Dans le contexte de tensions régionales croissantes, les pays du Golfe font désormais face à une intensification sans précédent des attaques informatiques attribuées à des groupes liés à l’Iran. Selon plusieurs sociétés de cybersécurité actives dans la zone MENA (Moyen-Orient et Afrique du Nord), le Qatar, les Émirats arabes unis, l’Arabie saoudite ou encore le Koweït figurent parmi les principales cibles des hackers iraniens depuis le début de l’année.
Ce phénomène, que plusieurs experts qualifient d’ »escalade cyber », s’explique par des considérations aussi bien géopolitiques qu’économiques. « Les tensions entre l’Iran et ses voisins du Conseil de coopération du Golfe (CCG) se traduisent de plus en plus dans le cyberespace. Ces États sont jugés proches des États-Unis et adversaires régionaux de Téhéran, ce qui en fait des cibles privilégiées pour des opérations de déstabilisation et d’espionnage », explique un analyste basé à Dubaï.
Parmi les techniques privilégiées par les attaquants iraniens figurent le spear-phishing, le déploiement de ransomwares, ou encore l’implantation de chevaux de Troie sophistiqués dans les réseaux d’organisations publiques et privées. Les secteurs de l’énergie, des infrastructures critiques et de la finance font l’objet d’une attention particulière de la part de ces groupes, certains ayant déjà démontré leur capacité à perturber temporairement les opérations ou à dérober des données sensibles.
Cette nouvelle vague d’attaques s’inscrit dans la lignée d’actions menées par des groupes connus, tels que APT39 (alias Chafer) ou MuddyWater, qui figurent régulièrement sur les radars des agences occidentales et des spécialistes en cybersécurité. Selon un récent rapport publié par une société américaine, les infrastructures critiques du Golfe auraient essuyé une hausse de 30% du volume d’incidents informatiques imputables à la cyber-activité iranienne au premier semestre 2024 par rapport à l’année précédente.
Face à cette multiplication des attaques, les États du Golfe tentent de renforcer leur résilience.

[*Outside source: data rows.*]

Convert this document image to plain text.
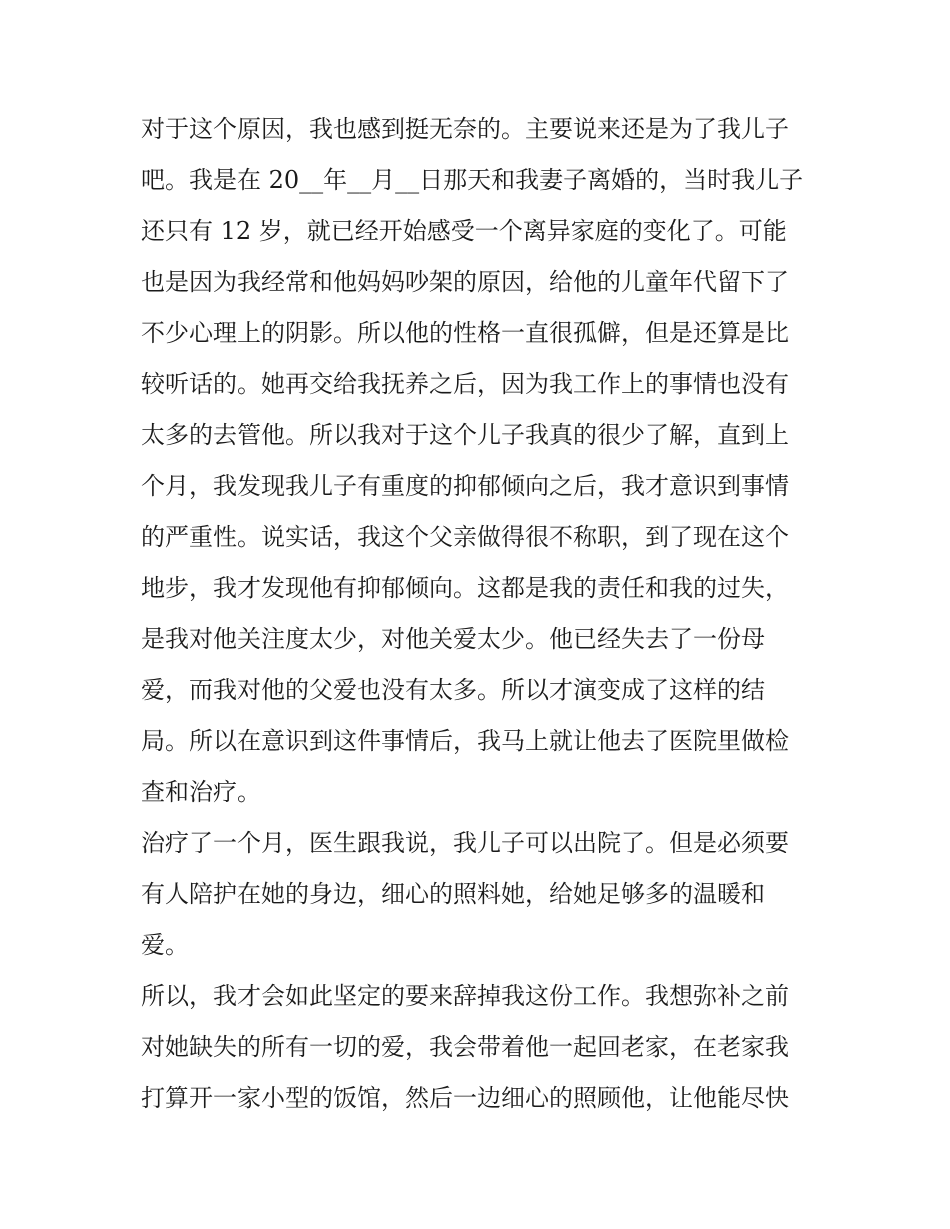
对于这个原因，我也感到挺无奈的。主要说来还是为了我儿子
吧。我是在 20__年__月__日那天和我妻子离婚的，当时我儿子
还只有 12 岁，就已经开始感受一个离异家庭的变化了。可能
也是因为我经常和他妈妈吵架的原因，给他的儿童年代留下了
不少心理上的阴影。所以他的性格一直很孤僻，但是还算是比
较听话的。她再交给我抚养之后，因为我工作上的事情也没有
太多的去管他。所以我对于这个儿子我真的很少了解，直到上
个月，我发现我儿子有重度的抑郁倾向之后，我才意识到事情
的严重性。说实话，我这个父亲做得很不称职，到了现在这个
地步，我才发现他有抑郁倾向。这都是我的责任和我的过失，
是我对他关注度太少，对他关爱太少。他已经失去了一份母
爱，而我对他的父爱也没有太多。所以才演变成了这样的结
局。所以在意识到这件事情后，我马上就让他去了医院里做检
查和治疗。
治疗了一个月，医生跟我说，我儿子可以出院了。但是必须要
有人陪护在她的身边，细心的照料她，给她足够多的温暖和
爱。
所以，我才会如此坚定的要来辞掉我这份工作。我想弥补之前
对她缺失的所有一切的爱，我会带着他一起回老家，在老家我
打算开一家小型的饭馆，然后一边细心的照顾他，让他能尽快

Les gouvernements de la région multiplient les annonces concernant le développement de leurs capacités de cybersécurité et la formation de spécialistes locaux. Aux Émirats arabes unis, les autorités ont d’ores et déjà adopté une stratégie nationale visant à sécuriser l’intégralité des réseaux informatiques publics et à sensibiliser les entreprises nationales à l’enjeu croissant de la menace cyber.
Le secteur privé, notamment les grandes sociétés pétrolières et financières, est aussi en première ligne. Plusieurs d’entre elles investissent massivement dans la détection des menaces, le recours à l’intelligence artificielle, et nouent des partenariats avec des fournisseurs internationaux. « Nous observons une prise de conscience accélérée, car les conséquences d’un piratage réussi touchent à la fois la réputation, les finances et la souveraineté même des États », assure un consultant basé à Riyad.
Cette rivalité cyber entre l’Iran et les pays du Golfe pourrait s’accentuer dans les prochains mois, sur fond d’instabilité régionale et de compétition technologique. Pour nombre d’observateurs, la sécurisation du cyberespace s’impose désormais comme un front déterminant pour le maintien de la stabilité économique et politique du Moyen-Orient.